To lead your business to or at operational excellence in these times of incessant and rapid change you must do five tasks right:
Set the right goals,
Design the right operational plans,
Execute them right,
Check your plans for adjustment and improvement and
Have the right operational leadership in place.
These tasks must be led with an agile approach: in a never-ending cycle of Plan-Execute-Check, the PEC cycle.
Such are the principles of an extremely flexible, continuously adjusting approach to leadership – as required for surfing the waves of opportunity.
Operational leadership consists of five tasks. If done right and performed in a never-ending agile cycle, the business will reach operational excellence.
Task One: Set the right operational goals
The fundamental plank of operational excellence is setting the right operational goals for the business, its units, functions and people.

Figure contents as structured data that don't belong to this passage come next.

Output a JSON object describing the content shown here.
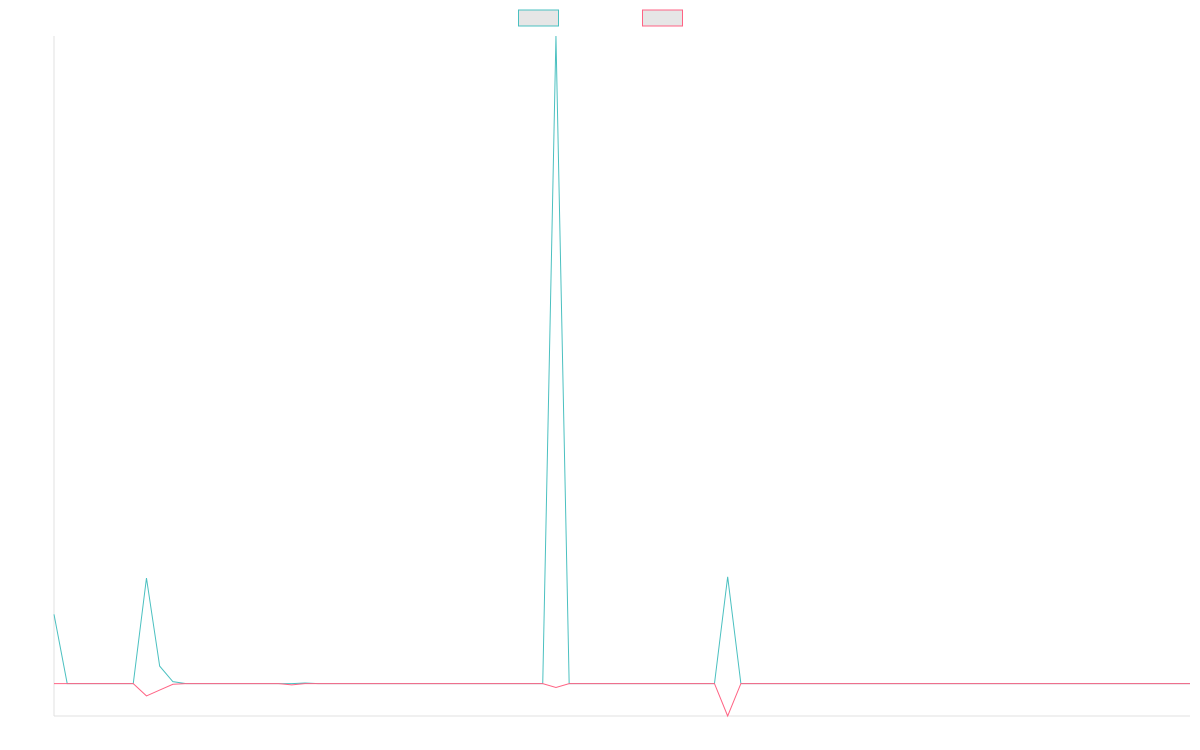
{
  "chart_data": {
    "type": "line",
    "title": "",
    "xlabel": "",
    "ylabel": "",
    "grid": false,
    "legend_position": "top-center",
    "x": [
      0,
      1,
      2,
      3,
      4,
      5,
      6,
      7,
      8,
      9,
      10,
      11,
      12,
      13,
      14,
      15,
      16,
      17,
      18,
      19,
      20,
      21,
      22,
      23,
      24,
      25,
      26,
      27,
      28,
      29,
      30,
      31,
      32,
      33,
      34,
      35,
      36,
      37,
      38,
      39,
      40,
      41,
      42,
      43,
      44,
      45,
      46,
      47,
      48,
      49,
      50,
      51,
      52,
      53,
      54,
      55,
      56,
      57,
      58,
      59,
      60,
      61,
      62,
      63,
      64,
      65,
      66,
      67,
      68,
      69,
      70,
      71,
      72,
      73,
      74,
      75,
      76,
      77,
      78,
      79,
      80,
      81,
      82,
      83,
      84,
      85,
      86
    ],
    "ylim": [
      -0.05,
      1.0
    ],
    "series": [
      {
        "color": "#4bc0c0",
        "values": [
          0.107,
          0,
          0,
          0,
          0,
          0,
          0,
          0.163,
          0.027,
          0.003,
          0,
          0,
          0,
          0,
          0,
          0,
          0,
          0,
          0,
          0.001,
          0,
          0,
          0,
          0,
          0,
          0,
          0,
          0,
          0,
          0,
          0,
          0,
          0,
          0,
          0,
          0,
          0,
          0,
          1.0,
          0,
          0,
          0,
          0,
          0,
          0,
          0,
          0,
          0,
          0,
          0,
          0,
          0.165,
          0,
          0,
          0,
          0,
          0,
          0,
          0,
          0,
          0,
          0,
          0,
          0,
          0,
          0,
          0,
          0,
          0,
          0,
          0,
          0,
          0,
          0,
          0,
          0,
          0,
          0,
          0,
          0,
          0,
          0,
          0,
          0,
          0,
          0,
          0
        ]
      },
      {
        "color": "#ff6384",
        "values": [
          0,
          0,
          0,
          0,
          0,
          0,
          0,
          -0.019,
          -0.01,
          -0.001,
          0,
          0,
          0,
          0,
          0,
          0,
          0,
          0,
          -0.002,
          0,
          0,
          0,
          0,
          0,
          0,
          0,
          0,
          0,
          0,
          0,
          0,
          0,
          0,
          0,
          0,
          0,
          0,
          0,
          -0.006,
          0,
          0,
          0,
          0,
          0,
          0,
          0,
          0,
          0,
          0,
          0,
          0,
          -0.05,
          0,
          0,
          0,
          0,
          0,
          0,
          0,
          0,
          0,
          0,
          0,
          0,
          0,
          0,
          0,
          0,
          0,
          0,
          0,
          0,
          0,
          0,
          0,
          0,
          0,
          0,
          0,
          0,
          0,
          0,
          0,
          0,
          0,
          0,
          0
        ]
      }
    ]
  }
}
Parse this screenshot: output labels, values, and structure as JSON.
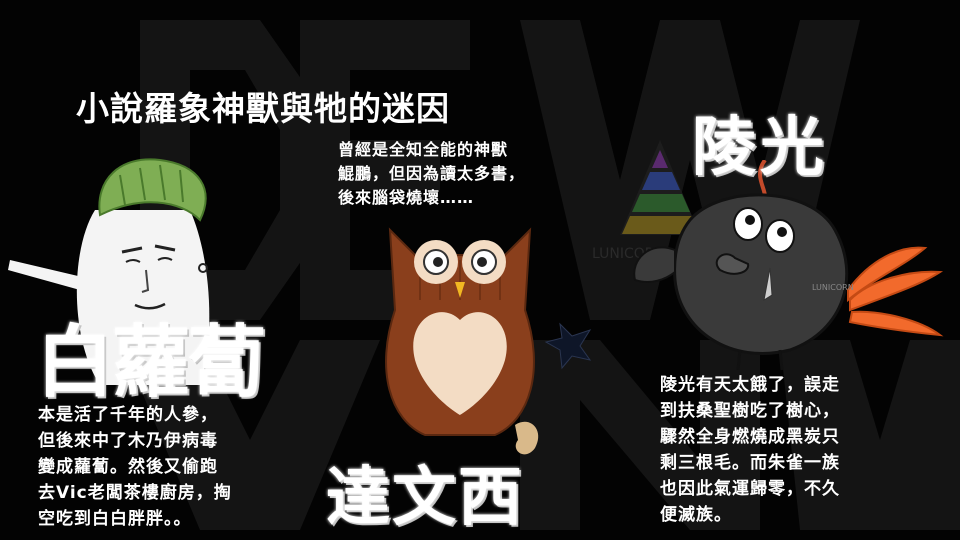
{
  "title": "小說羅象神獸與牠的迷因",
  "characters": {
    "radish": {
      "name": "白蘿蔔",
      "desc_lines": [
        "本是活了千年的人參，",
        "但後來中了木乃伊病毒",
        "變成蘿蔔。然後又偷跑",
        "去Vic老闆茶樓廚房，掏",
        "空吃到白白胖胖。。"
      ]
    },
    "owl": {
      "name": "達文西",
      "desc_lines": [
        "曾經是全知全能的神獸",
        "鯤鵬，但因為讀太多書，",
        "後來腦袋燒壞……"
      ]
    },
    "crow": {
      "name": "陵光",
      "desc_lines": [
        "陵光有天太餓了，誤走",
        "到扶桑聖樹吃了樹心，",
        "驟然全身燃燒成黑炭只",
        "剩三根毛。而朱雀一族",
        "也因此氣運歸零，不久",
        "便滅族。"
      ]
    }
  },
  "colors": {
    "background": "#030303",
    "text": "#ffffff",
    "owl_brown": "#8a3f1c",
    "owl_chest": "#f3dcc4",
    "radish_leaf": "#7fae54",
    "crow_body": "#3a3a3a",
    "fire": "#f26a2c"
  }
}
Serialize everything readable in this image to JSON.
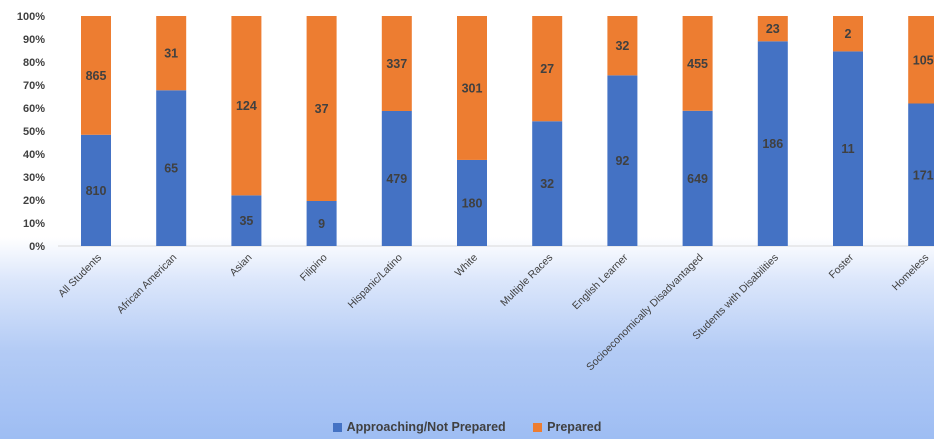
{
  "chart_data": {
    "type": "bar",
    "stacked": "percent",
    "categories": [
      "All Students",
      "African American",
      "Asian",
      "Filipino",
      "Hispanic/Latino",
      "White",
      "Multiple Races",
      "English Learner",
      "Socioeconomically Disadvantaged",
      "Students with Disabilities",
      "Foster",
      "Homeless"
    ],
    "series": [
      {
        "name": "Approaching/Not Prepared",
        "color": "#4472c4",
        "values": [
          810,
          65,
          35,
          9,
          479,
          180,
          32,
          92,
          649,
          186,
          11,
          171
        ]
      },
      {
        "name": "Prepared",
        "color": "#ed7d31",
        "values": [
          865,
          31,
          124,
          37,
          337,
          301,
          27,
          32,
          455,
          23,
          2,
          105
        ]
      }
    ],
    "ylim": [
      0,
      100
    ],
    "yticks": [
      "0%",
      "10%",
      "20%",
      "30%",
      "40%",
      "50%",
      "60%",
      "70%",
      "80%",
      "90%",
      "100%"
    ],
    "legend_position": "bottom",
    "grid": false
  }
}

Task Two: Design the right operational plan
The right operational plan does not just give everyone something to do. Not everyone needs goals, not everything needs to be cascaded down from the top. It just contains the vital few things to be done to bring us to our goal. William A. (Bill) Woehr
This is the master plan. It defines, who will do what to bring the business to the goals. It is the surfboard, perfectly adjusted to the wave we want to ride. People with obligations in the plan form the operational team.
Task Three: Right execution
We have built our surfboard. Now, we surf. This is the toughest part of operational leadership. It requires our full attention, constant focus and rapid, precise execution of even the slightest movement. Not for one moment can you take your eyes off the goal and relax in delivering against obligations.